La créatrice de la série Irrésistible, Clémence Madelaine-Perdrillat, et la réalisatrice des trois derniers épisodes Laure de Butler reviennent sur les différents processus créatif de la nouvelle production Disney +, du casting au scénario, en passant par la direction artistique et la mise en scène.
Racontez-nous la genèse de ce projet, mais surtout l’idée de cette fille qui fait des malaises lorsqu’elle est trop proche de l’homme qu’elle aime…
Clémence Madelaine-Perdrillat : Cela faisait longtemps que j’avais envie d’écrire une comédie romantique. Je sortais de l’écriture de « En Thérapie », qui avait été dure et intense. J’avais donc envie d’écrire quelque chose de plus léger, de très romantique. J’en ai parlé avec mon producteur Arnaud de Crémiers qui a tout de suite été emballé par le projet. Nous avions aussi la sensation qu’en France, il n’y avait pas assez de comédies romantiques, de séries sur lesquelles on s’engageait en tant que spectateur. Puis, assez vite, j’ai eu l’idée de parler du deuil amoureux et de pourquoi nous avions parfois du mal à nous remettre des histoires qu’on a vécues. Et, d’ailleurs, peut-être que ce n’est pas grave de ne pas s’en remettre. Je souhaitais que ça se manifeste concrètement. C’est pour cela que mon héroïne souffre de ce syndrome post-traumatique amoureux qui m’amusait beaucoup. Je trouvais ça drôle qu’on tombe amoureux de quelqu’un qui nous rend malade. Puis, comment on joue avec ça, comment ces crises pourraient devenir des comiques de répétition, qu’on les voit venir et qu’on s’en amuse, tout en ayant de l’empathie pour elle.

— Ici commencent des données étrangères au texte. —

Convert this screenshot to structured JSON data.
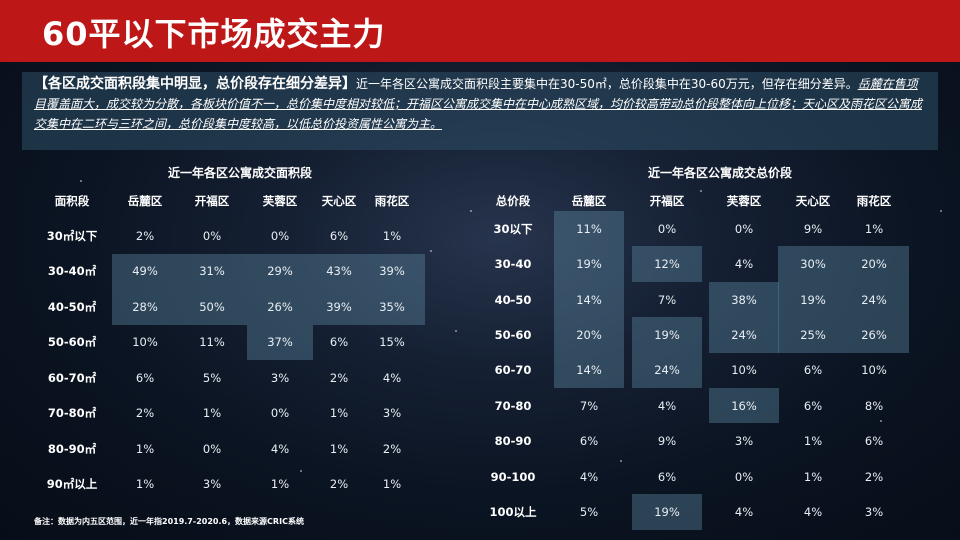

Vous Laure, qu’est-ce qui vous a motivée à participer à ce projet en tant que réalisatrice ?
Laure de Butler : Je pense que j’avais besoin de changer de genre. J’ai commencé sur du polar, un genre que j’aime énormément, mais je ne voulais pas être qu’une réalisatrice de polar. Je voulais donc changer de registre, me remettre en danger aussi, et savoir si j’étais capable de pouvoir raconter autre chose que des enquêtes. Arnaud de Crémiers suivait mon travail et nous échangions régulièrement. Quand ils sont venus me proposer, j’ai bondi sur l’occasion d’autant que le scénario me plaisait beaucoup. C’était le pari parfait. Ça m’emmenait ailleurs, dans un autre rythme de narration avec d’autres personnages, d’autres enjeux, une forme idéale.
« Ce qui va inciter le choix d’une direction de lumière sur telle ou telle scène, c’est l’émotion de la séquence » – Laure de Butler.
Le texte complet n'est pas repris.